Salvar el mundo compensa si, cuando el meteorito está a punto de golpear la Tierra, el héroe sale de la cabina ante los ojos de todos y lo detiene en el último ay. Entonces todo está claro: el riesgo, las consecuencias (felizmente malogradas), el mesías musculoso, el acto épico. Pero, si nadie miraba, lo que queda es el sonido del paradón, que asusta y hace llorar a los niños, el río que se desborda por el batir del aire y que anega los campos, el temblor de tierra que derriba los postes de luz y tumba el muro que separaba el sembrado de otro sembrado; y llegan las demandas al héroe, que debió haber dialogado con el meteorito y esperado al voto ponderado de la mayoría.

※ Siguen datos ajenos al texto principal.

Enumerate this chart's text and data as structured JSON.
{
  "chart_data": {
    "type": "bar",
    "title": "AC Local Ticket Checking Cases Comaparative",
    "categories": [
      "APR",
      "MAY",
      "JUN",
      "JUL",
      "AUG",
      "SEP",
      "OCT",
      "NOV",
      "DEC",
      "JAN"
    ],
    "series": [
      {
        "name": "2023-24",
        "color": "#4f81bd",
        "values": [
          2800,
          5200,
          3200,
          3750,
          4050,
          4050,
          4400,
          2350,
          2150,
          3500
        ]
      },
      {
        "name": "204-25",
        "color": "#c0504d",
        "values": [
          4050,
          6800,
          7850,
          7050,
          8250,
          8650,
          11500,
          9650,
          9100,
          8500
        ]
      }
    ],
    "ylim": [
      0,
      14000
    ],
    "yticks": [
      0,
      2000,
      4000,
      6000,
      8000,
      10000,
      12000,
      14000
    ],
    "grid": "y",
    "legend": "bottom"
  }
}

En el mundo real nadie vuela, se hacen, con suerte, proyecciones, se calibran alternativas que quedan desactualizadas ante la aparición de nuevas variables que sustituyen viejas variables que parecieron servir un rato para evitar lo que no evitaron y que todos fiscalizamos desde cualquier piadero; lo que la realidad a menudo despliega es más bien un abanico de desastres entre los que elegir (con el cuerpo bien encogido) uno, que atiende a un acercamiento posible a la realidad, uno solo, o a uno de sus fragmentos, a una aproximación concreta, ojalá que la más ancha, la de mayor alcance, pero que desatiende otra, porque no puede evitarse, o atiende, si no, a la segunda para descuidar la primera. Porque no puede evitarse. Y eso, imaginando un mundo exacto y, por tanto, inexistente, en que los delegados de clase se condujeran con la mayor entrega, la mayor honestidad, la mayor renuncia. Que ya es imaginar.

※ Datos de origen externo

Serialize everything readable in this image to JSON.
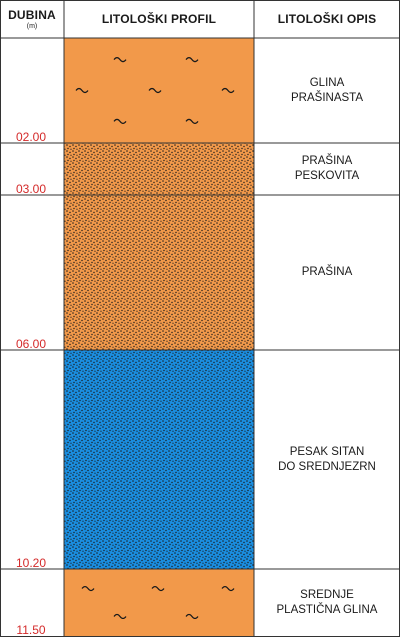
{
  "header": {
    "depth": "DUBINA",
    "depth_unit": "(m)",
    "profile": "LITOLOŠKI PROFIL",
    "description": "LITOLOŠKI OPIS"
  },
  "colors": {
    "clay": "#f2994a",
    "sand_silt": "#f2994a",
    "sand": "#1a8ee0",
    "dots": "#1a1a1a",
    "depth_text": "#d42a2a",
    "border": "#333333"
  },
  "layers": [
    {
      "bottom_depth": "02.00",
      "fill": "clay",
      "pattern": "wave",
      "description": [
        "GLINA",
        "PRAŠINASTA"
      ]
    },
    {
      "bottom_depth": "03.00",
      "fill": "sand_silt",
      "pattern": "dots",
      "description": [
        "PRAŠINA",
        "PESKOVITA"
      ]
    },
    {
      "bottom_depth": "06.00",
      "fill": "sand_silt",
      "pattern": "dots",
      "description": [
        "PRAŠINA"
      ]
    },
    {
      "bottom_depth": "10.20",
      "fill": "sand",
      "pattern": "dots",
      "description": [
        "PESAK SITAN",
        "DO SREDNJEZRN"
      ]
    },
    {
      "bottom_depth": "11.50",
      "fill": "clay",
      "pattern": "wave",
      "description": [
        "SREDNJE",
        "PLASTIČNA GLINA"
      ]
    }
  ]
}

Sucede además que, a veces, un problema ni siquiera es un problema, sino un nido de problemas, una maraña de nudos enredados y embrollados, como esta gran ola verde de un millón de brazos que todo lo ocupa y a todo afecta, esta tormenta perfecta. La tortilla, ¿con mascarilla o sin mascarilla? (Y con cuál y cuándo y desde cuándo y cuánto va a durar el criterio). El colegio, ¿presencial o en casa? ¿Cómo separamos a los niños en las clases? ¿Quién se va a quedar con ellos si permanecen en casa? Los bares, ¿abiertos o cerrados? ¿Cómo evitamos el contagio en las barras? ¿Cómo pagamos los sueldos de quienes las cierren? ¿Vida o economía? (O, dicho de otra manera: la muerte, ¿a cámara rápida o lenta?). ¿Hay solución? ¿Hay respuesta? ¿Funcionan las pruebas que todo lo prueban, se hacen suficientes, se hacen demasiadas? ¿Existe el virus? ¿Existe el Cielo? ¿Es aún legal enfermar de otra cosa? ¿Hay tapabocas que tapen (de una vez) todas las bocas? Cuando se elige entre el aire y el agua, ¿qué se elige?, y, ¿entre el cianuro y el arsénico? ¿Se acierta cuando la realidad lo desborda todo y nos excede y empequeñece y nos convierte en un grano de arena y en una gota de agua, que son las metáforas que se usaban antes de los píxeles, cuando la realidad era aún en baja resolución, antes del sonido envolvente, antes de que el flujo de la vida pudiera seguirse en tiempo real y a la carta desde casa?

No hay acierto posible (ni visible) cuando toda opción es un fracaso, salvo el de dar, a pesar de todo, la pelea. Se yerra mejor o peor, con mejor o peor criterio; se contiene, si se puede, el daño; con honestidad o con cálculo, con más o menos desprendimiento, de forma elevada o reptando, con responsabilidad o al dictado del desvarío. O de la ambición. O del capricho. O del miedo. La realidad no es una revista a la que darle la vuelta para escrutar la respuesta, no es una serie ni es una novela de éxito ni es un juego de mesa que apilar en el trastero. Acaso la vida sea para vivirla, y no para resolverla.

Rodrigo Cortés es cineasta y escritor.